Book research can be fun. Resources are everywhere: Internet, books, magazines, and people. Sometimes you can gather enough information about a place/profession by reading articles. I find it’s invaluable to get a personal account—either by personal experience or talking to someone who intimately knows what you’re trying to authenticate on those manuscript pages.
Today’s blog lists the strangest questions I’ve asked people in the name of book research. Surprisingly, complete strangers were willing to talk with me, often giving up to an hour of their time.
This doesn’t work for all authors. Nora Roberts admits she would rather read 20 books than meet with a stranger to ask questions. Yet Jodi Picoult insisted on personal experience to research her books. She trekked through the Alaskan tundra (The Tenth Circle), lived with an Amish family (Plain Truth), and spent the night in jail (The Pact).
I encourage writers to get over their shyness and try it. It gives us an opportunity to learn, see the world differently, and those gems can’t help but find their way onto the page.
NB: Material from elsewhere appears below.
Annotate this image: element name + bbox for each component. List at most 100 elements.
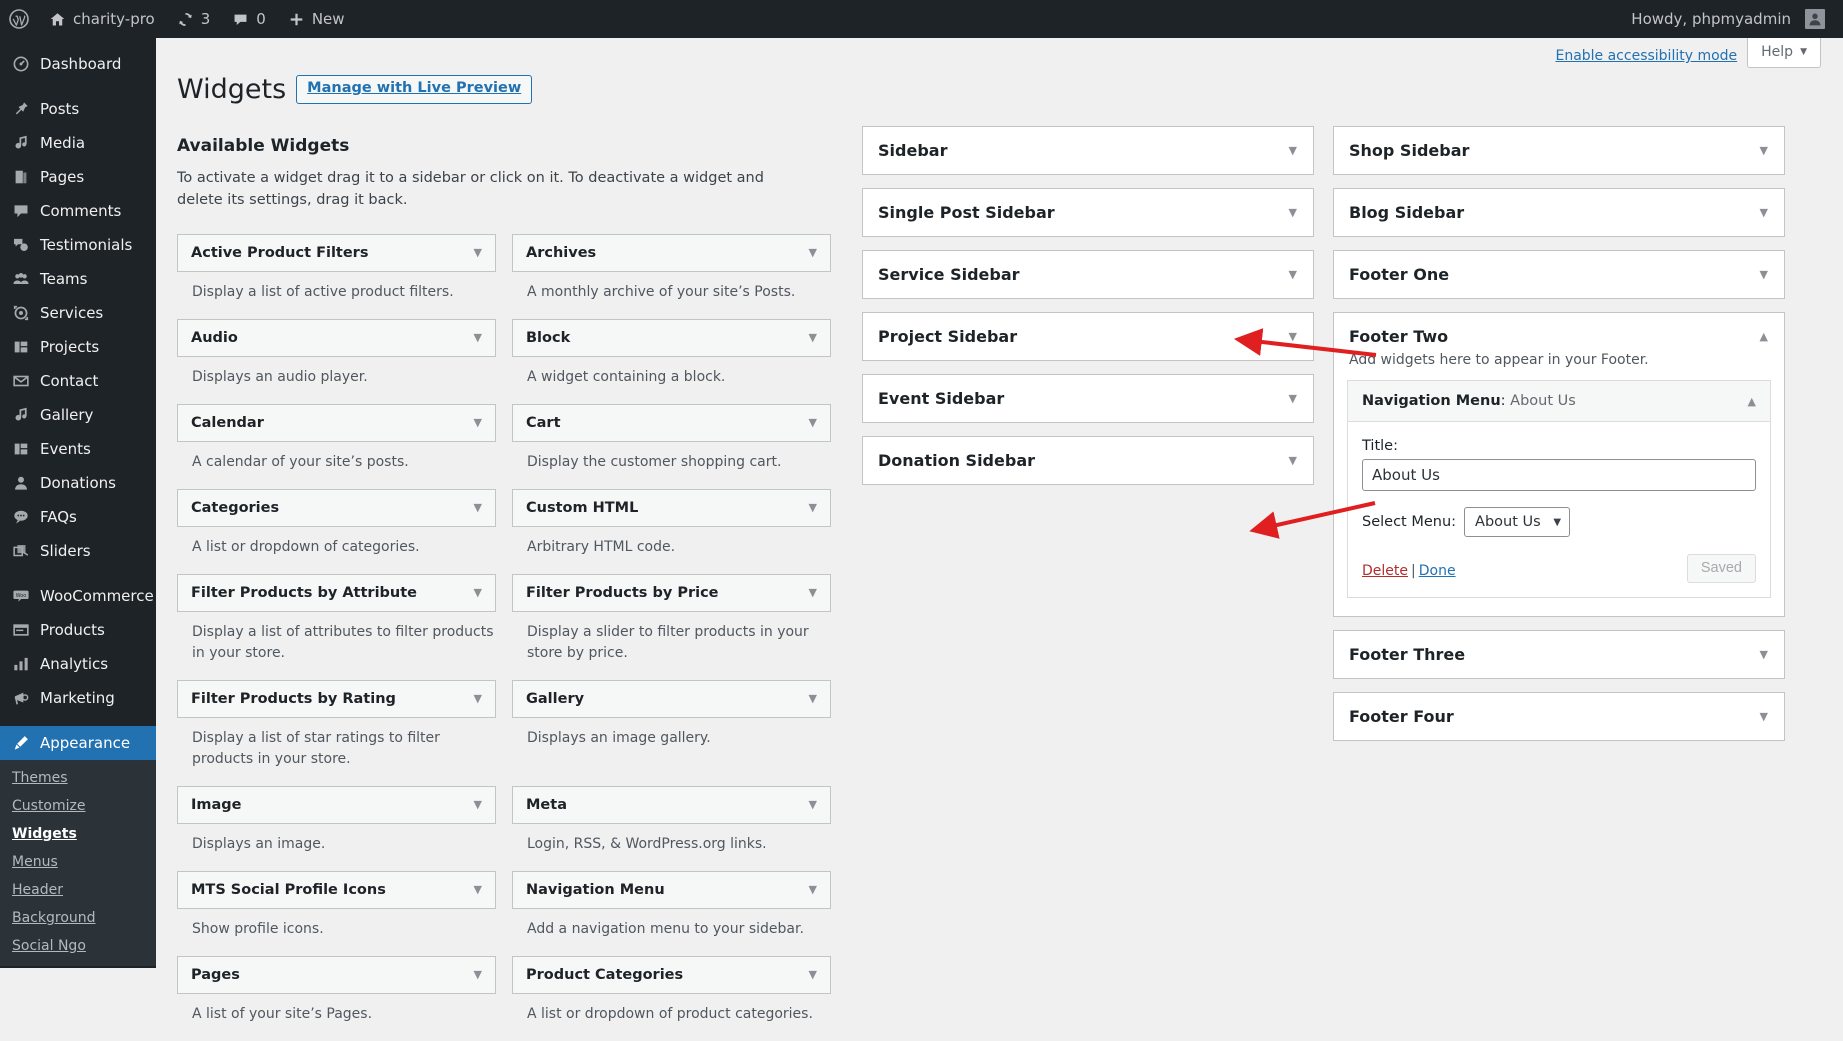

- Has anyone died in this room?
- Can you show me the cremation room?
- How is a body cremated?
- Where did embalming begin?
- Has anyone stolen a casket?
- How much blood is on you by the end of the day?
- (to a friend) Can I come to your house and you point your gun at me?
- (to a friend) Can you press it (unloaded, please!) against my neck so I can feel the cold steel?
- How many flavors of pipe tobacco are there? Can I take a whiff of each?
- What did the lost baby zebra do when he saw your black and white striped van in the Serengeti?
There are many more, I’m sure, but these are the more recent. Have a good Friday, everyone!